A 2023 survey found that only 4 per cent of mothers considered their own health as a measure of their success, while 31 per cent saw their children’s health in these terms.

For some women, having to plan their workouts around other people’s needs can mean sacrificing sleep, Roth-Goldberg said, or social opportunities. “The roles that we typically play in our household aren’t going to shift just because we decide to run a marathon.”

But even with these sacrifices, making time to move in a way that boosts your physical and mental health is often worth it, she added.

HOW TO CLAIM MORE EXERCISE TIME

One way to move more is to find a workout buddy.

“For women in particular, having someone to exercise with is very important,” Dr Bopp said. Not only can it create accountability, she said, but it can also “help make you feel more comfortable in an exercise space”.

Another trick, if you struggle putting your desire to exercise ahead of other people’s needs, is to reframe physical activity as being a part of your caregiving, Dr Bopp said.

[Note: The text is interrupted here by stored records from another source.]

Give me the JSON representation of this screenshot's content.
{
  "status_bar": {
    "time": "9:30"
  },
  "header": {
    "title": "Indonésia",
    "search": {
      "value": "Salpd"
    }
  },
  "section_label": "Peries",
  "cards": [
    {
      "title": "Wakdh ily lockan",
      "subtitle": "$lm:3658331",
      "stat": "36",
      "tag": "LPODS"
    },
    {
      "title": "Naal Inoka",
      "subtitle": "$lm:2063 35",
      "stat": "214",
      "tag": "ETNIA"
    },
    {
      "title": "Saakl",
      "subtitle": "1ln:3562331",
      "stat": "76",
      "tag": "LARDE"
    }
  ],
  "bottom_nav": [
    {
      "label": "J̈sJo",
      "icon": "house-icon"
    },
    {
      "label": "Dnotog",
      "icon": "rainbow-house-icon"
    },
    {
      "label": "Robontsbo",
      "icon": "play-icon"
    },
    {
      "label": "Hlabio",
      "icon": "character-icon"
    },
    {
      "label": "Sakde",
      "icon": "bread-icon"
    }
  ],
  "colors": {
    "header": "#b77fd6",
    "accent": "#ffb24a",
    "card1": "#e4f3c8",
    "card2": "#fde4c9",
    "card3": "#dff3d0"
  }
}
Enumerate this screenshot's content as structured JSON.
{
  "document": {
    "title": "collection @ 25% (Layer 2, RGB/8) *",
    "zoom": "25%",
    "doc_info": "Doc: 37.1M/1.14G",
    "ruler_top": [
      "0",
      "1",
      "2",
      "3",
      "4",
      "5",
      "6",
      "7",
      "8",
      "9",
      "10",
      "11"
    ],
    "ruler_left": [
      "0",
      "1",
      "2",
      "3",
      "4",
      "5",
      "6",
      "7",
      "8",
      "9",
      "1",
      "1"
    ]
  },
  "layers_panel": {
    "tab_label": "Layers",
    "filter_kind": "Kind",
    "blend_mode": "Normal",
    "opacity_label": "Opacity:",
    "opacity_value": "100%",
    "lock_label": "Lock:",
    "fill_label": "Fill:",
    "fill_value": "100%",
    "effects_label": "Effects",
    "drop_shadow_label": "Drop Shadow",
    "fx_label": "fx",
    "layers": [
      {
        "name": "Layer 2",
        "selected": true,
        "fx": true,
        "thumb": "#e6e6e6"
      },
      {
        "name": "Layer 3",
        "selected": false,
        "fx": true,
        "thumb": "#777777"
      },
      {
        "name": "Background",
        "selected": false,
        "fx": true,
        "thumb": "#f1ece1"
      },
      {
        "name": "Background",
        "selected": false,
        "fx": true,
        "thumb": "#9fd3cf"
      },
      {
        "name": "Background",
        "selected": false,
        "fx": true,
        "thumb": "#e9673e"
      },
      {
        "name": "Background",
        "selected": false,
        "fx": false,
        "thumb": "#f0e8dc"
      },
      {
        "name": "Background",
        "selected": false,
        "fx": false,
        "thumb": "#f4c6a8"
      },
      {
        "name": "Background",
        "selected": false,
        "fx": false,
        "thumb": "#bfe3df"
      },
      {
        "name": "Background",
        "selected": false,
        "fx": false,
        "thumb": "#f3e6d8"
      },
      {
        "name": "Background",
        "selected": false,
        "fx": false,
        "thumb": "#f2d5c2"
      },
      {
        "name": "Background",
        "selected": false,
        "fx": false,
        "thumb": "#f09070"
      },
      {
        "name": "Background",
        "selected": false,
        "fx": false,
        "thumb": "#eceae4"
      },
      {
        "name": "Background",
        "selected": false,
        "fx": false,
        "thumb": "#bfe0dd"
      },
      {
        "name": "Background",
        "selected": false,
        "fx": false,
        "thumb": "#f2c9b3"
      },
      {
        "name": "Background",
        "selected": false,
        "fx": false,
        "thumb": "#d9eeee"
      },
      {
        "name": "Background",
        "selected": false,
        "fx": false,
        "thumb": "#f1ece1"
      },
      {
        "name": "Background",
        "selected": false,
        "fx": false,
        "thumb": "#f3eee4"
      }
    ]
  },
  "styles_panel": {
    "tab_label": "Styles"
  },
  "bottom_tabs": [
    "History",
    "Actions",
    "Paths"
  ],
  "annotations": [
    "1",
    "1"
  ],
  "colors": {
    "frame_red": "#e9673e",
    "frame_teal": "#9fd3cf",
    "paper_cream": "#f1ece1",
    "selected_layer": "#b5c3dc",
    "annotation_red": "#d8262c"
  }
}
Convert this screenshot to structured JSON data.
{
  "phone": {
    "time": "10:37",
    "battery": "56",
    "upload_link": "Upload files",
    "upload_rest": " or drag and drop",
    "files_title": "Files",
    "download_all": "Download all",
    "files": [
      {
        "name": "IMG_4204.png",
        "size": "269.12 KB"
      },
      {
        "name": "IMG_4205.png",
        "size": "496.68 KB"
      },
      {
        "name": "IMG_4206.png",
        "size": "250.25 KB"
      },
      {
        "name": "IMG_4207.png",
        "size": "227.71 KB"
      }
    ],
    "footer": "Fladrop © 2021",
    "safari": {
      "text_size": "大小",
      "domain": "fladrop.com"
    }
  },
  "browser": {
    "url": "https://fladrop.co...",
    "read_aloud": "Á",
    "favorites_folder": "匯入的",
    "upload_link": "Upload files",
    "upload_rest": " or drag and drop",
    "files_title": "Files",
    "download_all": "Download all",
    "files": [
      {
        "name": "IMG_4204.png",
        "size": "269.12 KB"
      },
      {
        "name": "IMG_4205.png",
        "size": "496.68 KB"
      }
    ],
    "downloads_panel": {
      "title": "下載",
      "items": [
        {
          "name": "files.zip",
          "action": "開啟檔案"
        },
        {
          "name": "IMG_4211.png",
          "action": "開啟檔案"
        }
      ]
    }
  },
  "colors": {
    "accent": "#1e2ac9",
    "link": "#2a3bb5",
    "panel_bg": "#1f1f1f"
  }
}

In other words: “Take care of yourself so you can take care of others,” she said.

Lastly, remember that any movement is better than no movement, and grabbing a few minutes for yourself throughout the day can have a big impact over time, Dr Gulati said.

And perhaps most important, experts said, celebrate the movement you are able to fit in. Among the couples she interviewed, Rodsky found that the women who successfully kept up long-term exercise routines were the ones who showed themselves compassion for ebbs and flows along the way.

As for Ruch, who founded an advocacy group for women who choose to pause their careers after children, she’s working on “feeling good about the ‘good enough’ workout. For right now.”